Amber, I’ve rarely posted a comment but always enjoy getting the Brass Tack emails because of how much they make me think about business in general.
After I read your column yesterday, I was subjected to a news report about Twitter on my favorite radio station that consisted of the DJ reading that only 20,000 users consume 50% of the tweets onsite. Then he started whining about how its all us reading celebrity nonsense and that no one follows him.
I wanted to kick his behind after that – who cares how many followers you have? How does he know people who aren’t members are surfing his Twitter to see what he thinks and then signing off? Or that people who aren’t followers might check him out while checking around their Twitter accounts? I think this topic is important because no one seems to realize that followers are a BS number meant to try and give some metric to Twitter because you can’t measure relationships, number of offline contacts, number of thought-provoking conversations offline, or number of changes in business strategy because of something profound that was placed on Twitter by a trusted friend or colleague, or random serendipity.

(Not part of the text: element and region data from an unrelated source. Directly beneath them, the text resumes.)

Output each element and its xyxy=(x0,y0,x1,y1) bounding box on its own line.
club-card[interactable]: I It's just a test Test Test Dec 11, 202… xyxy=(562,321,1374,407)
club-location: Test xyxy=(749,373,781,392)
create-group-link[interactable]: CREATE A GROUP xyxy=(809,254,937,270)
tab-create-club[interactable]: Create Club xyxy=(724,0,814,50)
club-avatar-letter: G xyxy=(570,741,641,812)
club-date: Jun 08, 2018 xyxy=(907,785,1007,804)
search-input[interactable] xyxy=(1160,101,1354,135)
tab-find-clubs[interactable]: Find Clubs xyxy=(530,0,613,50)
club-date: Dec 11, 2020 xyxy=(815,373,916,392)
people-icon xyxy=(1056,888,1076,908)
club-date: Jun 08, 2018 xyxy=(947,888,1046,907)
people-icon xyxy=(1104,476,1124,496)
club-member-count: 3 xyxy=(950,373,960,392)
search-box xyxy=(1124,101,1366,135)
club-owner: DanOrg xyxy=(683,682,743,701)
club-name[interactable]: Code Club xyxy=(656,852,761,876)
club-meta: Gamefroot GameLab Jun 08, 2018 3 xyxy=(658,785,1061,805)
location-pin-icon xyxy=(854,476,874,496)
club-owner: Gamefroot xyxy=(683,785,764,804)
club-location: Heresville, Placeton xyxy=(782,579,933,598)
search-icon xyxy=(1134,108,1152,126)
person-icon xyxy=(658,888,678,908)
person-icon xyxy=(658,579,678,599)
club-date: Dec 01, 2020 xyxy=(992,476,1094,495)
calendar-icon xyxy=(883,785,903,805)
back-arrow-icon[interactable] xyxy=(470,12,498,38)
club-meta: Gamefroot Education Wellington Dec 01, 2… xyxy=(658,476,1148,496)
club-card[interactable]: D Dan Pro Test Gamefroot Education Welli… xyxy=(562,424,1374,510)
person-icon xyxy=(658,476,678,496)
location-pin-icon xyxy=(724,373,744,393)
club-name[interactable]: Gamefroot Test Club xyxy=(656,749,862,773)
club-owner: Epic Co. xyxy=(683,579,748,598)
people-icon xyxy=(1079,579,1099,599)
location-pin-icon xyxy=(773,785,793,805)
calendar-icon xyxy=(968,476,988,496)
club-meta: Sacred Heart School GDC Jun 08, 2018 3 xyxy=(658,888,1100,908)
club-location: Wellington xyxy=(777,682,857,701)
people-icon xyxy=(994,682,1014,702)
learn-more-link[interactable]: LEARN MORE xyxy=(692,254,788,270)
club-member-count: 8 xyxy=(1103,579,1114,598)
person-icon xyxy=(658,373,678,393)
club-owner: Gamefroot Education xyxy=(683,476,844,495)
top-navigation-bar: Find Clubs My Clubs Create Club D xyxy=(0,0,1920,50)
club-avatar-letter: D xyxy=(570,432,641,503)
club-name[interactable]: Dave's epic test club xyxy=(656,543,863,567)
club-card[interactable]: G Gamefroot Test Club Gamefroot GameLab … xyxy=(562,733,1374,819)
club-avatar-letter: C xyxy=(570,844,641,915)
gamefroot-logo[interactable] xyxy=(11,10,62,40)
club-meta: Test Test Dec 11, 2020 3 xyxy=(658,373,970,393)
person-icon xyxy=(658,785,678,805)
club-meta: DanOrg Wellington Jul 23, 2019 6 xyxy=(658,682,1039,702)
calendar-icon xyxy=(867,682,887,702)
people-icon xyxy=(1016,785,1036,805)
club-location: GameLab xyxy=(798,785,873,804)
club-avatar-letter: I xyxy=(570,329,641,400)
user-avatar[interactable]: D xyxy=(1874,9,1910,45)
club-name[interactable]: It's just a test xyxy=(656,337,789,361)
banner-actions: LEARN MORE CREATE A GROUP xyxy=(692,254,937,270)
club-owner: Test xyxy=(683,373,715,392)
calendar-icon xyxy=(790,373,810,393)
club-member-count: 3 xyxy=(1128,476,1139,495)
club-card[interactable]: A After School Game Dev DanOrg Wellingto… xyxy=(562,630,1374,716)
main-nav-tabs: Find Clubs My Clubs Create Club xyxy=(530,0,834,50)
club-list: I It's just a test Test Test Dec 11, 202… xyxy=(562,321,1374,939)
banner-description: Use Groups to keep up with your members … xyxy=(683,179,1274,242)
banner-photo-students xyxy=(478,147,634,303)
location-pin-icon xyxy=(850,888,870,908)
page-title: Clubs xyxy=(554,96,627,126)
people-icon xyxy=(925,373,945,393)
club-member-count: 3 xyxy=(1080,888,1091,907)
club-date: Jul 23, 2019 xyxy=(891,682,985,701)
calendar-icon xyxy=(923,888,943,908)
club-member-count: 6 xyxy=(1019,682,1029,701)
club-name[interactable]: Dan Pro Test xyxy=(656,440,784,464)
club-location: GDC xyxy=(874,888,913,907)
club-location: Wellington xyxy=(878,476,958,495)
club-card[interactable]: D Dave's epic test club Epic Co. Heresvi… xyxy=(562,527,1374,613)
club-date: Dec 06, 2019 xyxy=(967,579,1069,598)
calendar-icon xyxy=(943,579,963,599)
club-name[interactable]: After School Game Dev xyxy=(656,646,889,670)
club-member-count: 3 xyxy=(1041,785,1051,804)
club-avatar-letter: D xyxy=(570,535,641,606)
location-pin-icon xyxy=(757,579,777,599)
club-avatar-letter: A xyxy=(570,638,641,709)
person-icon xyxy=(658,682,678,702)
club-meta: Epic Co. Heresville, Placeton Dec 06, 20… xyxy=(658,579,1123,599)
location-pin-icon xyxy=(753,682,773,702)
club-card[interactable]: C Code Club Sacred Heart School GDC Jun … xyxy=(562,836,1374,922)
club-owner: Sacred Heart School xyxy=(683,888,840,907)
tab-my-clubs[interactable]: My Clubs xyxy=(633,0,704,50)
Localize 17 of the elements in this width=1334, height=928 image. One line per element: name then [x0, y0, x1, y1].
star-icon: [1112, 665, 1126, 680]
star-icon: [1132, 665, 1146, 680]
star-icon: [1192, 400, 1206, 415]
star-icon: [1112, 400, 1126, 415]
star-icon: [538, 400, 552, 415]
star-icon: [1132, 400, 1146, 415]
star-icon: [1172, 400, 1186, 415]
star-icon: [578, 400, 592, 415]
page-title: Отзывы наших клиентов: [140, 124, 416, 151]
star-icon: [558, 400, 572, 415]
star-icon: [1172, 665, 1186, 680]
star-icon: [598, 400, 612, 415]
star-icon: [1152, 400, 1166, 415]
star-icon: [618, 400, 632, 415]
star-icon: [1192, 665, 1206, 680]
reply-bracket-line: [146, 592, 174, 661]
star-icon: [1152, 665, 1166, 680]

Yes, I’ve got a decent size group following me/I’m following. Do I look at all of them regularly? No. But I do look at my close friends list, I do look at lists by topic, and then every so often, I check that main list for that neat randomness that comes from being in a community of people I respect and having a lot more than just my eyes and ears to find something. I don’t expect anyone following me to constantly check my twitter for my latest news, either – I suspect I am on that main list in a lot of cases rather than the special friend list.
Kudos for a great column, Amber! Please keep it up! 😉
Thanks for answering a question that’s been in my mind for a while- how many people should I follow?
Great content. You are right. Twitter is a great platform for the marketers to find relevant audience and to have a participation with them. Getting followed by a huge crowd is not a big deal. What more important is to activate them and to encourage them to be participative and to create an engagement aroung your ideas. One may have thousands of Twitter followers but is he/she is not getting even a single mention, are those followers worth having?
thanks for sharing this valuable post Amber.
http://www.facebook.com/vizzmedia
Hi Amber. Its difficult justifying the Man-Hours spent building communities when we don’t have the ‘Large Numbers” to show. ‘Management’ still measures success and i dare say ‘engagement’ in ‘Number” of followers, fans, likes etc & any other such highfalutin sounding epithet. Why don’t we as practitioners come up with a way to measure engagement and interaction (I dare say that i’ve already seen some exciting prospects). Here’s what i do. I ascribe marks to certain key criteria at the end of the month, add them up and express that figure as a percentage. This Percentage Engagement when compared to New Business generated within that period provides a figure I call it “Monthly Engagement Index”.
Good post, thanks for sharing.
The author can point out the problem, but can’t deliver an actual solution despite promising one in the article heading. Or maybe that is the “solution” being offered here: Lie to people. Typical.
Thank you Amber. You understand Twitter with remarkable insight.
Excellent article, still relevant, thank you Amber… also appreciate your writing style – it’s evocative.